Nevertheless! If we can accept the premise that Radiohead specialize in turning depression into aural pleasure, the question remains: which song is the most depressing Radiohead song? Thankfully, data scientist and Radiohead-head Charlie Thompson decided to find out using only the most scientific methods available.

You can read all about his project in tremendous detail on his site here. The basics are: he used Spotify to measure a song's valence (a measure from 0.0 to 1.0 describing the musical positiveness conveyed by a track, with high valence meaning joy and low meaning sadness), then used Genius and other programs to pull apart how sad the lyrics are, which he then turned into an overall "gloom index."

You can peruse the gloom index (aka "Data Driven Depression") here, but the winner was the closing track of their last album, the long-awaited "True Love Waits"! It was followed closely by the likes of "Motion Picture Soundtrack," "Give Up The Ghost," "High and Dry," "Let Down," "Exit Music," "Pyramid Song," "Dollars and Cents," "We Suck Young Blood," "Videotape" and "Tinker Tailer Soldier Sailor Rich Man Poor Man Beggar Man Thief." He writes of the conclusions:

Of all nine studio albums, Radiohead’s latest release, “A Moon Shaped Pool,” boasts the lowest average gloom index. This is driven largely by the fact that its finale, “True Love Waits,” was the gloomiest song overall.

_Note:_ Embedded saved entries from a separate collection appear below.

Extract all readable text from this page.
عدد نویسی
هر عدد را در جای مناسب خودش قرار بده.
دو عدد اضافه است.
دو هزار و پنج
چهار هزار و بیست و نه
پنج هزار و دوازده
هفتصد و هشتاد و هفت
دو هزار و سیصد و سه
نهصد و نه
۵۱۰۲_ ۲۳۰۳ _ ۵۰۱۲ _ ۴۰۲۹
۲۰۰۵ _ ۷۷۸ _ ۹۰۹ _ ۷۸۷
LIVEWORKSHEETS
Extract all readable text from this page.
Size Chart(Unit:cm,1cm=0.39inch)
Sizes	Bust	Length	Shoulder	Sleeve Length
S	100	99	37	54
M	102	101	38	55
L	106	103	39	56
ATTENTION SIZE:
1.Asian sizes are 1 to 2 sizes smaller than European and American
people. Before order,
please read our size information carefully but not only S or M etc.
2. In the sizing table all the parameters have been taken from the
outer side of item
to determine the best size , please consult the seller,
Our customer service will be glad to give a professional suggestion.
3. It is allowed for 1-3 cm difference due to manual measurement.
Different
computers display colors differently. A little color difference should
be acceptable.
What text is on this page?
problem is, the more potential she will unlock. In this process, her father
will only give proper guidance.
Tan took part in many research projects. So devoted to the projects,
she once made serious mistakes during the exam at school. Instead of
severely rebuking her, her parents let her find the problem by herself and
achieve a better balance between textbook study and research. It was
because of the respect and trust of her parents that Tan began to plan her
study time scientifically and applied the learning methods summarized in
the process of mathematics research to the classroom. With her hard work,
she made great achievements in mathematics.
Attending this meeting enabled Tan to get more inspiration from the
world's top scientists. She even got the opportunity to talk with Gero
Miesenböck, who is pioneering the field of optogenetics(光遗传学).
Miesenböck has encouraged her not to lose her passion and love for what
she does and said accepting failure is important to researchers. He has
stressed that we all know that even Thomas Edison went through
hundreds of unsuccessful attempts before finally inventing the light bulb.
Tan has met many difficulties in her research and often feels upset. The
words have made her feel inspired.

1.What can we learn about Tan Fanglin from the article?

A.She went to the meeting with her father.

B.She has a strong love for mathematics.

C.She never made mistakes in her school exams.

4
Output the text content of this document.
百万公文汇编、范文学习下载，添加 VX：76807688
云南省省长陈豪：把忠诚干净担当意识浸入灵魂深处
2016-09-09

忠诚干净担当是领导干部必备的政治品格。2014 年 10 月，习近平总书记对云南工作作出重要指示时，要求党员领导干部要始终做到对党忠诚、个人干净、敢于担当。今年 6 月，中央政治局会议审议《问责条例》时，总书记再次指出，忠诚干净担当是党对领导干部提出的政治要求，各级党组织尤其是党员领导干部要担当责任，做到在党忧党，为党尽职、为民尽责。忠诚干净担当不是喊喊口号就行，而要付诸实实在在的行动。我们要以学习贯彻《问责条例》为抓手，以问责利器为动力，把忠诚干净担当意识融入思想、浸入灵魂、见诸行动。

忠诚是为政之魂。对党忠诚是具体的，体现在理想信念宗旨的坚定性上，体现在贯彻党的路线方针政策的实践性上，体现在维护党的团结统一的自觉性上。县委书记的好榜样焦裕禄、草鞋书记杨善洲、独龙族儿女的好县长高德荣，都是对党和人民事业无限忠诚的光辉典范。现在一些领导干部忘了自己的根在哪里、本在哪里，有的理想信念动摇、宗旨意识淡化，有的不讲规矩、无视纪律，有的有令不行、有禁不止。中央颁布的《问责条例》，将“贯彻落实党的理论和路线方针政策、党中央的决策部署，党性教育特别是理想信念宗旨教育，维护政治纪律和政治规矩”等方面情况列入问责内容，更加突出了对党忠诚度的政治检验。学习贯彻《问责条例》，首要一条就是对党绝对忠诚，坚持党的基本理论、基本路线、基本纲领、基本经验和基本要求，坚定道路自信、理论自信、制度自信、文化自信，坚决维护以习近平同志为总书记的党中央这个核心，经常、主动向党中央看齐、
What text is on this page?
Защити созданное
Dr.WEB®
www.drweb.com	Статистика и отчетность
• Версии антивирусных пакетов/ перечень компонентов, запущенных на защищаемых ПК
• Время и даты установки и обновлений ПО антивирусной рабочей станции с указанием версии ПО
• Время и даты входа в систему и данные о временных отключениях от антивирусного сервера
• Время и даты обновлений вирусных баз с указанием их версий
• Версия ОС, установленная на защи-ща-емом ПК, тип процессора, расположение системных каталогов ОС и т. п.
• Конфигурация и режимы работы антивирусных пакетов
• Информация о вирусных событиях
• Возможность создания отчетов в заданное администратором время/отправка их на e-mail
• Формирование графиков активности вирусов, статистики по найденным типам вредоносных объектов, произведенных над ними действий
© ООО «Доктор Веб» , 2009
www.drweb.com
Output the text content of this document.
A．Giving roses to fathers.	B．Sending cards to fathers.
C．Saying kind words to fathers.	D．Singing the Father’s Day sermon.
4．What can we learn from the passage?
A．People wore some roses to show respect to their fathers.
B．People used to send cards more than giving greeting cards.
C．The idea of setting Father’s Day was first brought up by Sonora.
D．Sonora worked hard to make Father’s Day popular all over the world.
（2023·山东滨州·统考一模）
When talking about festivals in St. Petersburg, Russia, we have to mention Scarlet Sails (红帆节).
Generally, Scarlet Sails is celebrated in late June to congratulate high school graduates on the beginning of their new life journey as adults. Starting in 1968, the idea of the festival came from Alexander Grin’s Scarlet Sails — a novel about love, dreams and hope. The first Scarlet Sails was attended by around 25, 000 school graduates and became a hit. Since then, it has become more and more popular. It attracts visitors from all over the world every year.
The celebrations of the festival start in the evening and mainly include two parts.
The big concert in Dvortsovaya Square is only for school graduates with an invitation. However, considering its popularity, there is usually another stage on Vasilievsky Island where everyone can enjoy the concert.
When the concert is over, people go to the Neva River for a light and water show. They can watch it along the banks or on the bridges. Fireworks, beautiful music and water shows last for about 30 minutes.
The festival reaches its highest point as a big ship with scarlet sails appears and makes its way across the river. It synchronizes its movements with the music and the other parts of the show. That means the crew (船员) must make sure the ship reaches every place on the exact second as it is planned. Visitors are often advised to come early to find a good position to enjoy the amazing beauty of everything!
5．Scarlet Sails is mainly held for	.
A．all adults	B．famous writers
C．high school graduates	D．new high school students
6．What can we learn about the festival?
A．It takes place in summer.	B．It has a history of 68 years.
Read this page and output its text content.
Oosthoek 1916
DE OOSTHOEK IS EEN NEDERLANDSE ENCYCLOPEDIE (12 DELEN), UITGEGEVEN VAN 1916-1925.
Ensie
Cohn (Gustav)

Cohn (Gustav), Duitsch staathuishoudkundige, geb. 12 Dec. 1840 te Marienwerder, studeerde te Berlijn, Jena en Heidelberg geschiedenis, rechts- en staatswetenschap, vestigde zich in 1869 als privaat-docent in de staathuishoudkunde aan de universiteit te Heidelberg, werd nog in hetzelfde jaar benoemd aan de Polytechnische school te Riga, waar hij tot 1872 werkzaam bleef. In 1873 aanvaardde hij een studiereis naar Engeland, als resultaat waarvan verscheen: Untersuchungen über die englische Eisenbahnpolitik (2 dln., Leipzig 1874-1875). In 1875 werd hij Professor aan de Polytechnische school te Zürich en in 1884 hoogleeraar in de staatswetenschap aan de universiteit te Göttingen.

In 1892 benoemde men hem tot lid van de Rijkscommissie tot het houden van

It’s also apparent that “A Moon Shaped Pool” broke a trend of relatively less depressing albums since 2003’s “Hail to the Thief.”

In case you were wondering, he found that the "happiest" Radiohead songs are "15 Step," "Feral" (whose lyrics are less words and more fun mouth sounds), "Bodysnatchers," "Jigsaw Falling Into Place," "Go To Sleep," "Pakt Like Sardines In A Crushed Tin Can," and "Airbag." Hey, if singing an ode to surviving a car crash isn't joyous, I don't know what is.